Nobutora avait tout dit dans un seul souffle, sans s’arrêter. Il saisit son verre et le vida d’une traite.

Tatsuya ? répéta Hide en plissant les yeux.

— Toi. C’était toi, ce bébé. J’ai changé ton nom pour ne pas qu’on te retrouve et je t’ai confié à un orphelinat de Chiba. J’ai juré de tout faire pour préserver la lignée des Kiryûin, quoi qu’il arrive. C’est pour cela que je me suis occupé de Miyako, et que j’ai élevé ta fille comme la mienne. C’est aussi pour cela que je t’ai dénoncé, après le coup avec le Gwangju. J’avais appris que le Kozakura avait eu vent de rumeurs, et qu’ils parlaient de monter dans le Kansai te chercher... Ils ne savaient pas qui tu étais, mais ils auraient pu le découvrir.
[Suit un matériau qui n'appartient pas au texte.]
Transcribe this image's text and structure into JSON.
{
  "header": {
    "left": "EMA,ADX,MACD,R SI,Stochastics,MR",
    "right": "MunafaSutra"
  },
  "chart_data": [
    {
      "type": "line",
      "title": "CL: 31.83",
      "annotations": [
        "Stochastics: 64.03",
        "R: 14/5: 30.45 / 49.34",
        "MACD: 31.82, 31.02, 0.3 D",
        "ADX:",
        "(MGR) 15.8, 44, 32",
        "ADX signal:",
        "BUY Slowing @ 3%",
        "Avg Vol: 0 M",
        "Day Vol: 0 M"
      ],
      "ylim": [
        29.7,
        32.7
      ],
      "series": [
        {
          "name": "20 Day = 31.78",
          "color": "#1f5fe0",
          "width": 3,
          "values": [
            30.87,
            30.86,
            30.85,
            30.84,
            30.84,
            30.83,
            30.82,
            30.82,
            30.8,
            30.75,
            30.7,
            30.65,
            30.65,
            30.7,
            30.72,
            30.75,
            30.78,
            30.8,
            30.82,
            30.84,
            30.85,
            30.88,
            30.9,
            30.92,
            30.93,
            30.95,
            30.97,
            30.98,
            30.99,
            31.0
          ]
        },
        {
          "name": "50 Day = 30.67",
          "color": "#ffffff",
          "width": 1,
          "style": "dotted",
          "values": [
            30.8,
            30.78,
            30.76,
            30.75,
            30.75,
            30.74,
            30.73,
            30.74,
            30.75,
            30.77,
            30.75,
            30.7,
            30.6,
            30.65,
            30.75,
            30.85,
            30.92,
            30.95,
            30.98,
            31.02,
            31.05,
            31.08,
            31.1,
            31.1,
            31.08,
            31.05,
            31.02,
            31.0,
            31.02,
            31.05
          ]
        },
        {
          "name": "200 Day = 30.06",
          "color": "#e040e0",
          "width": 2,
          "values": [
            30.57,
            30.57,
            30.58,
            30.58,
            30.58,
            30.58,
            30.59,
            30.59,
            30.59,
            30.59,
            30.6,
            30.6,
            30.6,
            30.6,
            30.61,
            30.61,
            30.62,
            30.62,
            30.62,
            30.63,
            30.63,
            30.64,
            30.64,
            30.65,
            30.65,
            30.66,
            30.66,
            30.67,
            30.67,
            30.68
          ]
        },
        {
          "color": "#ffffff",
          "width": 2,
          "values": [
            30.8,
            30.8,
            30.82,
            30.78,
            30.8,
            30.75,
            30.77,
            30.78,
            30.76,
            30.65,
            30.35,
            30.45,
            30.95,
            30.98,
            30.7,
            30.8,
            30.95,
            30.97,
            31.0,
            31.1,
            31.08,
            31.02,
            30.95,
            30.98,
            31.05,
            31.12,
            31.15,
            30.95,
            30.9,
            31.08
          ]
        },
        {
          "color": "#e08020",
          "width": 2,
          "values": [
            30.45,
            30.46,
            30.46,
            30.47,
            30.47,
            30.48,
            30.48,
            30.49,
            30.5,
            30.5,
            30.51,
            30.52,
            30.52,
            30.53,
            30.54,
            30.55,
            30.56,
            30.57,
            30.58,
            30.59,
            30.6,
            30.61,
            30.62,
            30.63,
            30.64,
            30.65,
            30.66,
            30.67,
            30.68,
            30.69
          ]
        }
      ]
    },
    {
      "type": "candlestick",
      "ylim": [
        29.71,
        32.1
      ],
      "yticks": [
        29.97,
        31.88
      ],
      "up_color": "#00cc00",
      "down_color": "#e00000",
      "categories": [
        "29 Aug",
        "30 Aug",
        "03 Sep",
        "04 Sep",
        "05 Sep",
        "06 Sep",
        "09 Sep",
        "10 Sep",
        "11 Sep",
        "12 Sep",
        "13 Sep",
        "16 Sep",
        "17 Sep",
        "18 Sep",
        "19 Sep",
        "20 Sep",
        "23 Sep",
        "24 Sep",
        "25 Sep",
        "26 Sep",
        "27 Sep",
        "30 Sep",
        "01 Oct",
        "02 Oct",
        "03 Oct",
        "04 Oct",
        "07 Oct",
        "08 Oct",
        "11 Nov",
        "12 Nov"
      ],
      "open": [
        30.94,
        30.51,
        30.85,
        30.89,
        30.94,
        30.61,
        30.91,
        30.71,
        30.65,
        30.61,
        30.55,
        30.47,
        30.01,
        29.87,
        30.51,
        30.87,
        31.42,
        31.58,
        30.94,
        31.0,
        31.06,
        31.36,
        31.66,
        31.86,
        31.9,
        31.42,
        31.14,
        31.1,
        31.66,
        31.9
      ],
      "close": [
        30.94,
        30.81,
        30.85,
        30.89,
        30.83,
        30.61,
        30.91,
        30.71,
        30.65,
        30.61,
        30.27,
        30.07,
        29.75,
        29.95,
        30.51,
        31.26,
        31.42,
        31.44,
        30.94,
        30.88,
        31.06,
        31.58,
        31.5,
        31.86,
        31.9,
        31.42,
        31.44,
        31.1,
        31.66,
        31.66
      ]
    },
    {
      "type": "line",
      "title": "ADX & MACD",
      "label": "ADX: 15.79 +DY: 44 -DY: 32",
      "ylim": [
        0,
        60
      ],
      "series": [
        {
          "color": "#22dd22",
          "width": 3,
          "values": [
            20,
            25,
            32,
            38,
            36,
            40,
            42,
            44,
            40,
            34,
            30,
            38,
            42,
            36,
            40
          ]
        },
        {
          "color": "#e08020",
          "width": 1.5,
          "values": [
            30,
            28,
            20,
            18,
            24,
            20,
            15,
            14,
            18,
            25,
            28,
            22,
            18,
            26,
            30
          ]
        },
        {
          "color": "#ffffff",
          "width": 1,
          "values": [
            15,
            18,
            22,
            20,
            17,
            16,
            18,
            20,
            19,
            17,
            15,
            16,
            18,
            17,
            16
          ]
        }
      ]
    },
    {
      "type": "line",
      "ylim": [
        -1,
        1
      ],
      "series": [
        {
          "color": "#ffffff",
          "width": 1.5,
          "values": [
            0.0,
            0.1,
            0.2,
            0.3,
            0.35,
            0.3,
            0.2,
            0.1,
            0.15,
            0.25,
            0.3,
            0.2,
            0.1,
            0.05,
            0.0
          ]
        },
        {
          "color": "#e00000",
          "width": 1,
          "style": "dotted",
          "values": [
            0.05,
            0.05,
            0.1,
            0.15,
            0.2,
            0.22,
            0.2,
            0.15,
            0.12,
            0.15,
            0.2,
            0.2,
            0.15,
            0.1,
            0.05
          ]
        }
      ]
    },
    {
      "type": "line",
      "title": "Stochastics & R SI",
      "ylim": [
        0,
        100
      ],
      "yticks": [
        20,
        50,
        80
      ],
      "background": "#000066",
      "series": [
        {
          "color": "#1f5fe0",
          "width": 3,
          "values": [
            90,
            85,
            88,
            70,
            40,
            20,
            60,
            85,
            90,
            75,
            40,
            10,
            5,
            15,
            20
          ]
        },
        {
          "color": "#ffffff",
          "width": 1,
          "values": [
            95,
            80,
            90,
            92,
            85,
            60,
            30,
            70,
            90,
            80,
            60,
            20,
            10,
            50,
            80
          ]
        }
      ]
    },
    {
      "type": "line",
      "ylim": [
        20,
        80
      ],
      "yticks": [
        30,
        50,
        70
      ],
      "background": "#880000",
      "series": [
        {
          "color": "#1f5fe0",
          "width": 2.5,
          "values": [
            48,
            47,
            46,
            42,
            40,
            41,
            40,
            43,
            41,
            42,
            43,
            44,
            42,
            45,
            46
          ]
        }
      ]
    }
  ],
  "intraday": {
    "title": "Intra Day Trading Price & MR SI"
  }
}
Alors, je t’ai donné aux cochons, pour être sûr que tu sois hors d’atteinte le temps que le clan Kozakura lâche l’affaire. Maintenant que ta fille est adulte et que tu as atteint une telle position au sein de l’organisation, je te refile le bébé... Cela fait des années que je n’ai pas eu de nouvelles du Kozakura-ikka. Je pense qu’ils ont fini par oublier, et à se dire que Tatsuo n’a jamais eu de descendant...

Hide s’était levé.

— Le Kozakura-ikka, c’est ça ? dit-il d’une voix sombre. Jingûji Kihei... Je m’occuperai de leur cas plus tard. Où est Miyako ?

Il n’avait pas perdu le nord. En dépit de toutes ces révélations, il n’avait que Miyako en tête.

— Hanako va t’y conduire... mais tu fais une erreur, Hidekazu. Ne remets jamais les pieds là-bas. Tes parents ont payé le prix de ta vie avec la leur. Et jamais le Yamaguchi-gumi n’acceptera que tu t’attaques à un clan de Kyûshû sans raison : ils sont chez eux, là-bas. Nous n’avons rien à y faire. Si tu vas là-bas, je serai obligé de te désavouer.

— On verra ça plus tard, répondit Hide d’un ton lugubre, avant de se tourner vers sa fille.

Il la regarda des pieds à la tête, les bras croisés.

— Je te suis, finit-il par lâcher.

Hanako, qui était si à l’aise avec lui jusqu’ici, se montrait désormais toute timide. Elle se dirigea gauchement vers le couloir. Son père lui emboita le pas. Moi aussi.